I have a function $f \in \mathbb{N}$ that is nonincreasing for $x,y \in \mathbb{N}$.
Now I have to prove that the set $$A:=\{f \in \mathbb{N}^{\mathbb{N}} | f\ \text{ is nonincreasing} \}$$ is countable.
I know that I can use the definition: A is countable if there exists an injective function $f: A \rightarrow \mathbb{N}$.
I don't see a way to prove it with that definition because the a nonincreasing function isn't always injective.

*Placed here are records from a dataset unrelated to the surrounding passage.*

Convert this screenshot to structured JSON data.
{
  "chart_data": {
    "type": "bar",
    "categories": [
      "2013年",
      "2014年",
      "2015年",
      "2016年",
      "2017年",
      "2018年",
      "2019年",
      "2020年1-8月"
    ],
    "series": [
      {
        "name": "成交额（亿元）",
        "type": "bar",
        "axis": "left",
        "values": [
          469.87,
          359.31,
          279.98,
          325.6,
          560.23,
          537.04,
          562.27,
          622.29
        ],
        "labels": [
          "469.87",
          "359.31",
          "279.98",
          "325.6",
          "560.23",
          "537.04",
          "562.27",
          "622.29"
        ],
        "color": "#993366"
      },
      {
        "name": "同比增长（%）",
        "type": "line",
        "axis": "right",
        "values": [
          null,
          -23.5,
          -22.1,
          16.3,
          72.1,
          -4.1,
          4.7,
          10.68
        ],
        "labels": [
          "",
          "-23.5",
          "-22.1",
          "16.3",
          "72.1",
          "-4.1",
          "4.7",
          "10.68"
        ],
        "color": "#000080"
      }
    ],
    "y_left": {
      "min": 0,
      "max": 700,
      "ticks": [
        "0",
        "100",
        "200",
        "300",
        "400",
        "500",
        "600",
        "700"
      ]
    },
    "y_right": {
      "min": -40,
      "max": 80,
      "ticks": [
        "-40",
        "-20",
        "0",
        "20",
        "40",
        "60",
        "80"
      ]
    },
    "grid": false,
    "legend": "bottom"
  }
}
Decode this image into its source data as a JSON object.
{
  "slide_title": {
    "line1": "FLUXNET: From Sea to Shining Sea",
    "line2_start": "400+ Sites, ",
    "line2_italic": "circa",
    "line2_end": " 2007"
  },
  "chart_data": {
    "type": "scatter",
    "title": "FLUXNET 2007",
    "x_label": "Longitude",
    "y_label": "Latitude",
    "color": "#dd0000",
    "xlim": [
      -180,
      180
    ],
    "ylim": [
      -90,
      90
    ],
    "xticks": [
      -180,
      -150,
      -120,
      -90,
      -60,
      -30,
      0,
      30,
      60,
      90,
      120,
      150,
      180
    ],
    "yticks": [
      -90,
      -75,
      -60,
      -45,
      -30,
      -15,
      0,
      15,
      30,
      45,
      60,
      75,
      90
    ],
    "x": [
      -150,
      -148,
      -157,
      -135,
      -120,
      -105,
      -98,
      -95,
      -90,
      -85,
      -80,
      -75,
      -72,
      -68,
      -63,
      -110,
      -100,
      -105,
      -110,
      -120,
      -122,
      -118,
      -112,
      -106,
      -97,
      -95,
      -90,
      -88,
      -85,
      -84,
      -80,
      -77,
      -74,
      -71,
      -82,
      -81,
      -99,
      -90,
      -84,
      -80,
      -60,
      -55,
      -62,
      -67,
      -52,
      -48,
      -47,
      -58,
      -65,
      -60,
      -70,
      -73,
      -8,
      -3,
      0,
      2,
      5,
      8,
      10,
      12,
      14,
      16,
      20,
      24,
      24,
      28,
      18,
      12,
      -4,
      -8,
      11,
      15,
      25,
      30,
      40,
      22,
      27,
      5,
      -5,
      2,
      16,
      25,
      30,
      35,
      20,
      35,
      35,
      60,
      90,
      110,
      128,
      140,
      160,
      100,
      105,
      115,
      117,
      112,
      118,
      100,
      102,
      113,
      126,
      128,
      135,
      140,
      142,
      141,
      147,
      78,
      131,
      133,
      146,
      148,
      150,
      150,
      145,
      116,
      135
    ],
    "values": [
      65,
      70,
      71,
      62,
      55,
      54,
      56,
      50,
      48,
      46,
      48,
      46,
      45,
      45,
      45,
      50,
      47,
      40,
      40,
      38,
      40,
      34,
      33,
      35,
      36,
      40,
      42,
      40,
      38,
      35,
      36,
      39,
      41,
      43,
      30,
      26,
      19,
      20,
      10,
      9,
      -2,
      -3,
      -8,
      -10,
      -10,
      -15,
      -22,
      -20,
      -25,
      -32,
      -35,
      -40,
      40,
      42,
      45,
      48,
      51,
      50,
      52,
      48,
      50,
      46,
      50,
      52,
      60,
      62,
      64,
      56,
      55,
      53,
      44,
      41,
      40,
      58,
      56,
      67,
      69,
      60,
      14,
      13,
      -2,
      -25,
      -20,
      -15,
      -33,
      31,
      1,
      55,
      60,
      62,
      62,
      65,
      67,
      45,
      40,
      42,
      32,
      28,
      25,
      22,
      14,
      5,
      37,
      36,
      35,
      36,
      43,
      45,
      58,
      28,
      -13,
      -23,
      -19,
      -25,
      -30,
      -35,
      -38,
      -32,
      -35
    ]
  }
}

I don't think it is feasible to write an argument just by definition (more on this below).
You may write $$\tag1A=\bigcup_n A_n,$$ where $$A_n=\{f:\mathbb N\to\mathbb N:\ f(1)=n\}.$$If we show that each $A_n$ is countable, then it follows from $(1)$ that $A$ is countable. Now, each function in $A_n$ takes finitely many values, since $f(\mathbb N)\subset \{1,2,\ldots,n\}$. So each $f\in A_n$ can be uniquely identified by pairs $\{(n_j,m_j)\}_{j=1}^r$, where $n_j\in\mathbb N$ and $n=m_1>m_2>\cdots>m_r\geq1$. This allows us to identify $A_n$ as a subset of $$\bigcup_{r\in\mathbb N} \prod_{j=1}^r(\mathbb N\times \{1,2,\ldots,r\}). $$ This latter set is a countable union of countable sets, so it is itself countable, and thus $A_n$ is countable.
To write an argument "by definition" you would need to construct a map that enumerates all sets of pairs as above. Not impossible, but for sure tedious.